353 F.2d 366, 369 (6th Cir. 1965). Thus, the Board was free to exercise its discretion and assume jurisdiction at any time.
In this case, the Board, after issuing Management Training, had exclusive jurisdiction to direct or supervise the elections. See Sears, Roebuck Co. v. Carpenter's Dist. Council (San Diego), 436 U.S. 180, 202, 98 S.Ct. 1745, 56 L.Ed.2d 209 (1978) ("The primary-jurisdiction rationale unquestionably requires that when the same controversy may be presented to the state court or the NLRB, it must be presented to the Board.") As Intervenor SLS rightly argues, quoting from San Diego Building Trades Council v. Garmon, 359 U.S. 236, 246, 79 S.Ct. 773, 3 L.Ed.2d 775 (1959), state jurisdiction is displaced if conduct is "arguably within the compass of § 7 or § 8 of the Act." Given that the elections were "arguably within the compass of § 7 or § 8 of the Act," the elections conducted by MERC should be void. See Labor Relations Comm'n v. Blue Hill Spring Water Co., 11 Mass.App.Ct. 50, 414 N.E.2d 351 (1980) (recognizing that proceedings in the Massachusetts Labor Relations Committee would be void if the Board had asserted jurisdiction of an unfair labor practice complaint).
Because MERC did not have jurisdiction to conduct the elections involving SLS after the issuance of Management Training, the Board properly refused to extend comity to these MERC-conducted elections. As pointed out by SLS, extending comity in this case would directly violate the intent of Congress to vest exclusive jurisdiction with the Board and subvert the goal announced in New York Telephone Co. v. New York State Dept. of Labor, 440 U.S. 519, 99 S.Ct. 1328, 59 L.Ed.2d 553 (1979) of promoting a unified nationwide scheme of labor law implemented by a centralized agency. Specifically, the Court in New York Telephone Co. stated,
The overriding interest in a uniform, nationwide interpretation of the federal statute by the centralized expert agency created by Congress not only demands that the NLRB's primary jurisdiction be protected, it also forecloses overlapping state enforcement of the prohibitions in § 8 of the Act [ 29 U.S.C. § 158] . . . as well as state interference with the exercise of rights protected by § 7 of the Act [ 29 U.S.C. § 157].

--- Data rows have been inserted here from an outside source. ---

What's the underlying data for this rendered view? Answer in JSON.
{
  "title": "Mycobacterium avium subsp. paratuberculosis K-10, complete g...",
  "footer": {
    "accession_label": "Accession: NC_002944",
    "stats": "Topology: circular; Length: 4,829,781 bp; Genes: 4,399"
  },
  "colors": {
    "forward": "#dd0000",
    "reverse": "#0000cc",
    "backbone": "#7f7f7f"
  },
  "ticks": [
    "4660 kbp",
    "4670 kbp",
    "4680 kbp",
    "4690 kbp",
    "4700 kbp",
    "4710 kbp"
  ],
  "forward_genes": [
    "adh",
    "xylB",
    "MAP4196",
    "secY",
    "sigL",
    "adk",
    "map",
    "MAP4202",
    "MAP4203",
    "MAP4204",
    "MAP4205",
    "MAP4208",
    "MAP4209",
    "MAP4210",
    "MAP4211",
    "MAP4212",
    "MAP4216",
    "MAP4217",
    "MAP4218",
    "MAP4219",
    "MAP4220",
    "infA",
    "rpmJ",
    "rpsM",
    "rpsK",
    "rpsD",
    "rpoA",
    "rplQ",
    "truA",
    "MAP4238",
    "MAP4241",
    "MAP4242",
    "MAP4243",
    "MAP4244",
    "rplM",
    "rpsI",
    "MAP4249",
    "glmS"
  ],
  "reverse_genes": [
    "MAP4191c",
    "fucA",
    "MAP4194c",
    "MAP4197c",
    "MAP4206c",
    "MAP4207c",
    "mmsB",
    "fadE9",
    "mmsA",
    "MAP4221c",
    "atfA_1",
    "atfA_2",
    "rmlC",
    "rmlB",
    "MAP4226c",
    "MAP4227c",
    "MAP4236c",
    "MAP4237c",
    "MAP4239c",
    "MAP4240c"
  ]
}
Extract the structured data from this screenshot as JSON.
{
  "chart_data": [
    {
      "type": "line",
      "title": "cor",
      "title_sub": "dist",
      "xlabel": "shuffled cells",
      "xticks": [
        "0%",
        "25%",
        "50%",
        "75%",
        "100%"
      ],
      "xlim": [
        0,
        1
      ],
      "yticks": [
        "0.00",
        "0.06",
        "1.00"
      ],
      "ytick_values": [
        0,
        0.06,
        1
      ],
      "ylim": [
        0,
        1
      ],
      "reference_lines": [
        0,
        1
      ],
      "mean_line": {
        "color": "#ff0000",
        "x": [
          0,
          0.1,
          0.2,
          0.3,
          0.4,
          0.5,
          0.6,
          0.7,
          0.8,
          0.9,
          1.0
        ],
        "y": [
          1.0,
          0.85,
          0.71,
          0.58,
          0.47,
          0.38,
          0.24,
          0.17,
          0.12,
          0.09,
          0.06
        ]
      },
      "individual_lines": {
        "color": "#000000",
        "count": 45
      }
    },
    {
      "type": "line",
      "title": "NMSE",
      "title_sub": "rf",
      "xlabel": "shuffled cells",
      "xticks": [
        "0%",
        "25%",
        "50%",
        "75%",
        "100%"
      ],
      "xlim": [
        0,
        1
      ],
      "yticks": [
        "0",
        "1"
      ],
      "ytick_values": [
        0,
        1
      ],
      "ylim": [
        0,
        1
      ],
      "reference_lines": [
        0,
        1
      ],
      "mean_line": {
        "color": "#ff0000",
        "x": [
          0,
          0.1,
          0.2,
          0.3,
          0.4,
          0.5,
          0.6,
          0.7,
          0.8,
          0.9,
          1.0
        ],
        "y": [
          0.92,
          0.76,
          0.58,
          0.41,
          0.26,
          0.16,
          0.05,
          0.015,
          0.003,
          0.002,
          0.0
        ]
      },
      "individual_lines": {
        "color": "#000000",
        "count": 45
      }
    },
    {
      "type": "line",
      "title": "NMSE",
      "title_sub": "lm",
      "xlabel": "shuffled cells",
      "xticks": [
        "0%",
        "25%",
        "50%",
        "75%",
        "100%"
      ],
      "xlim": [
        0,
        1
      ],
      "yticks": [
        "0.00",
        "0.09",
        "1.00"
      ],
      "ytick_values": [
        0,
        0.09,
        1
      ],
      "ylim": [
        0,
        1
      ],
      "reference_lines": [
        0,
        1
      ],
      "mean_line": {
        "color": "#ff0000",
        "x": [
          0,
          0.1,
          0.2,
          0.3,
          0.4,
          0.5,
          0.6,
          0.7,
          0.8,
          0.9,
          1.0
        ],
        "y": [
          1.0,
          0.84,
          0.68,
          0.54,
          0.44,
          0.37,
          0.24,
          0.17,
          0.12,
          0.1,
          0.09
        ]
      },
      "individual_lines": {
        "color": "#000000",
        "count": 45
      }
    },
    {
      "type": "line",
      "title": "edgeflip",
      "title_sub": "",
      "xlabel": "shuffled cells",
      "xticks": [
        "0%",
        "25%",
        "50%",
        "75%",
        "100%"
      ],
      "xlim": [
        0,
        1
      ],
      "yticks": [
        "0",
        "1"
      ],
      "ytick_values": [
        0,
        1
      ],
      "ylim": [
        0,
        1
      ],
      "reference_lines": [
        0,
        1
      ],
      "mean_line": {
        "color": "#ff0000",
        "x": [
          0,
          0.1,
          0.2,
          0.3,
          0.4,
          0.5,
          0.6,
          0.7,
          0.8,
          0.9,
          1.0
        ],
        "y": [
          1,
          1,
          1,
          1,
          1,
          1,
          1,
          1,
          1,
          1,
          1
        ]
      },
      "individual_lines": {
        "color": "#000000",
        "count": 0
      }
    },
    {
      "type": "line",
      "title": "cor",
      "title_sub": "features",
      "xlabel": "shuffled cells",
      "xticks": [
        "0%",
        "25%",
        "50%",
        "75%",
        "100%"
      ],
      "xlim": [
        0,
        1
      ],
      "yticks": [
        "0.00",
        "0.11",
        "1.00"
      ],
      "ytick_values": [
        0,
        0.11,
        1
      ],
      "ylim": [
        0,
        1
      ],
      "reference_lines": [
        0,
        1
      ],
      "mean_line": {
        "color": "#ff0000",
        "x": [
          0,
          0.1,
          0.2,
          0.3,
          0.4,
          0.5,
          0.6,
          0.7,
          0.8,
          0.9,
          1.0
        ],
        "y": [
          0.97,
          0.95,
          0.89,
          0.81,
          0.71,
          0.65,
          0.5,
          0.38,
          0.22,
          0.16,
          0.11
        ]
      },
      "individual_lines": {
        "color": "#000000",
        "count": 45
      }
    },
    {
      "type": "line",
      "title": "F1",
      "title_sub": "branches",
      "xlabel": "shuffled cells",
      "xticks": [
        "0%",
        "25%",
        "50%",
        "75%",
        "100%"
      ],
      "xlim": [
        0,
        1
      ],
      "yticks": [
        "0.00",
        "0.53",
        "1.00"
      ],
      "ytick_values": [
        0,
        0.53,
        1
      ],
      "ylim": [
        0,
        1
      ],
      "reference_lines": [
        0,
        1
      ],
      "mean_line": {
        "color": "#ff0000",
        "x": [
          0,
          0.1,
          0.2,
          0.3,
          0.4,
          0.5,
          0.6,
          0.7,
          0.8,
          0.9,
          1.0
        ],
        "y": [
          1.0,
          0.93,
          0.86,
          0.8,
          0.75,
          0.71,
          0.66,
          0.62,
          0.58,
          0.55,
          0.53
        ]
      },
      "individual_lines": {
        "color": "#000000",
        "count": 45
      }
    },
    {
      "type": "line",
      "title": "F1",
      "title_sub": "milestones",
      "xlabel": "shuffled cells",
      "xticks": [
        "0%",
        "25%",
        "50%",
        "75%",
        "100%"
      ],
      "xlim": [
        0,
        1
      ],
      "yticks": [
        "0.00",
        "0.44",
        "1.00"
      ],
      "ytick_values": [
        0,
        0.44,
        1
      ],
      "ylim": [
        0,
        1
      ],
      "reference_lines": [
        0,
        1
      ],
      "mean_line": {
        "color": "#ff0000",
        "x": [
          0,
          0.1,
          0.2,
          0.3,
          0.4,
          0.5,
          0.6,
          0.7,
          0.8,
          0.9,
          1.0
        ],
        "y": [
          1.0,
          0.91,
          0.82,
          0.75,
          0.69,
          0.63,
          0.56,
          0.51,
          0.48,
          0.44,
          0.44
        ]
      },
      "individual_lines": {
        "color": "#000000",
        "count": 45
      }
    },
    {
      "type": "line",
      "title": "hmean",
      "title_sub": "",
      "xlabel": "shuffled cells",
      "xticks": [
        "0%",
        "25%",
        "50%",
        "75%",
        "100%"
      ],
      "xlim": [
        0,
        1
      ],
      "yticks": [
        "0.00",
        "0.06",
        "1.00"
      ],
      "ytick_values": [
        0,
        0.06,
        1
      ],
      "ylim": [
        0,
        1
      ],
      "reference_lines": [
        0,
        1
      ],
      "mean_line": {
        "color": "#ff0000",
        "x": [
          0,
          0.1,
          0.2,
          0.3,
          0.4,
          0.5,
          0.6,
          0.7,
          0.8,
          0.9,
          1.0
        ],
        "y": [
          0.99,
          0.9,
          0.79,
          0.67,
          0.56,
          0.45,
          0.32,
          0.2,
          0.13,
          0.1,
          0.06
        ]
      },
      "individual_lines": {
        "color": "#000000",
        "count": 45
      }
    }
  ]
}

Id. at 528, 99 S.Ct. 1328 (citations and footnotes omitted). See also NLRB v. Waterman S.S. Corp., 309 U.S. 206, 226, 60 S.Ct. 493, 84 L.Ed. 704 (1940) ("The control of the election proceedings, and the determination of the steps necessary to conduct that election fairly were matters which Congress entrusted to the Board alone.") Further, we note that the extension of comity to the MERC-conducted elections involving SLS would appear to be inconsistent with the Board's own policy. See Doctor's Osteopathic Hosp., 242 NLRB 447, 449, 1979 WL 9099 (1979), aff'd 624 F.2d 1089 (3d Cir. 1980) (noting that "it is only where the state agency's procedure is clearly repugnant to the Act that we will refuse comity"). Accordingly, we deny AFSCME's petition for review.
CONCLUSION
For the foregoing reasons, we DENY the petitions for review by MCS in Case No. 00-2192 and AFSCME in Case No. 00-2451, and ENFORCE the Board's order in Case No. 00-2440 finding that it is supported by substantial evidence on the record.